Nigel Aw, Sean Ho, Goh Wee Kee, Koh Jun Lin, Zikri Kamarulzaman, Aidila Razak, Lee Long Hui, Yap Jia Hee
This is an analysis of how deaths in Malaysian police custody are reported. We compared 15 years of official police statistics with data collected by a human rights organisation, Suara Rakyat Malaysia (Suaram). Suaram is the sole and most comprehensive tracker of publicised deaths in police custody in the country. Its data comprises almost two decades worth of custodial deaths data which was reported either to the organisation or by the media. We found that overall, deaths in Malaysian police custody are underreported, with one in four deaths being reported to the media or to Suaram. This means beyond the immediate family of a victim, the remaining deaths only becomes public knowledge much later, when queries are made in Parliament. There is also an ethnic discrepancy - Malay deaths are twice as high as Indian deaths, but three times less likely to be publicised. To understand the reasons for this, we interviewed the national Human Rights Commission and a human rights lawyer. By shedding light on this issue, we show that deaths in police custody are more prevalent than what the public might otherwise perceive from media reports. We also highlight the important role that families of victims play in holding the police accountable and pushing for investigations into the deaths. We also encourage Malaysians to re-evaluate a long-held stereotype that Indian Malaysians are the most likely to die in police custody. To increase the reach and utility of our project, we also created an interactive news game and a guide on what to do if one is arrested, both of which accompany the main article. The project has been translated fully into Mandarin and partially into Malay, in order to reach a wider audience in Malaysia.

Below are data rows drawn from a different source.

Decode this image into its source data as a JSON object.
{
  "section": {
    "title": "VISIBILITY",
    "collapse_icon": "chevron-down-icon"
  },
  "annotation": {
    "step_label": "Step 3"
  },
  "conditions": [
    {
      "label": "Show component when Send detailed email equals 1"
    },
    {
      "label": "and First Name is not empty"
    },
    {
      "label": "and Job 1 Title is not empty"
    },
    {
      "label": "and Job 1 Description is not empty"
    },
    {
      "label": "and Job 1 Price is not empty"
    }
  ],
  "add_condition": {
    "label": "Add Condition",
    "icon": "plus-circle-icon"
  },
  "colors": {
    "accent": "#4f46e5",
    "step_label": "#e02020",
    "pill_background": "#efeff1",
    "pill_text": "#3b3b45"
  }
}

What makes this project innovative?
This is the first in-depth data-driven analysis of Malaysian deaths in police custody conducted by a Malaysian media organisation. Secondly, the accompanying news game takes an innovative approach towards educating people on their rights in custody and helping them empathise with the stories of victims. The game puts players in the shoes of a friend who is entangled in a custodial dilemma between a victim and the police. Along the way, there are fact boxes that teach players about their rights in custody. The real-life case that the game is based on is revealed at the end of the game. Thirdly, we took a mobile-first approach to the project and, in particular, the game. Both were created primarily with mobile users in mind, as 80% of our audience accesses our articles on mobile. We have also included features such as a mobile landing page, and the option of sharing the page on Whatsapp, both of which are not available in the desktop version. Fourthly, the microsite we set up for the project will enable us to turn this into a long-term initiative to examine issues related to deaths in Malaysian police custody.
What was the impact of your project? How did you measure it?
The English microsite was launched on 5 March 2018, with the Mandarin microsite being launched 11 days later on 16 March 2018. It was promoted on our main Malaysiakini website through banners and article previews that directed readers to the microsite. We launched a social media campaign that involved creating a cover photo promoting the project on the Facebook page of Malaysiakini (English version), and publishing graphics that featured quotes from the article. We also used the iPhone Screen Recording tool to make a trailer of the game, which in total received 11,000 views on Facebook. In its first two weeks (March 5-18), the microsite received 37,589 page views, with 10,797 unique visitors. The game was played 11,972 times, with 4,037 times being replays. Based on these statistics, one out of three people who play the interactive game replay it. The game also seems to be the most popular way to attract users to our site, with 61% of new users entering our site through it. The site and game were shared online by Members of Parliament such as Kasthuri Patto, who has previously questioned the Home Minister on data for deaths in police custody. It was also tweeted by key investigatory bodies such as the Enforcement Agency Integrity Commission and the Malaysian Human Rights Commission.
Source and methodology
Human rights organisation Suara Rakyat Malaysia (Suaram) gave us access to their database on publicised deaths in custody. We retrieved official data for deaths in police custody from the Sinar Project database for parliamentary documents. Sinar Project is an open data initiative that has made Malaysian parliamentary written replies available online. There is no official definition of deaths in police custody from the Home Ministry. As such, our definition of deaths in police custody is based on the 2016 Malaysian Human Rights Commission (Suhakam) report on the topic - that is, “death that occurs during arrest by police, police detention, or when individuals under police custody are on their way to receive treatment at health premises, or at health premises for cases that require admittance to wards”. Suhakam has applied that definition to the official data on deaths in police custody. Next, when cleaning the Suaram data, we excluded custodial deaths that took place in prison and detention centres, as these fall under different departments other than the police. We decided to use cases from 2002 to 2016 as the period of comparison between official and Suaram data, because the Suaram data starts from 2002, and its collection of 2017 data was not ready in time for our analysis. We verified the Suaram data by checking the external links to media reports and NGO reports provided by Suaram for each case. Unfortunately, we were unable to verify official police figures from the Home Ministry as they do not supply the details of individual cases. Lastly, this project was created in conjunction with a series of data journalism workshops organised last year by the French government’s media development agency, Canal France International, as part of its 4M Asia initiative.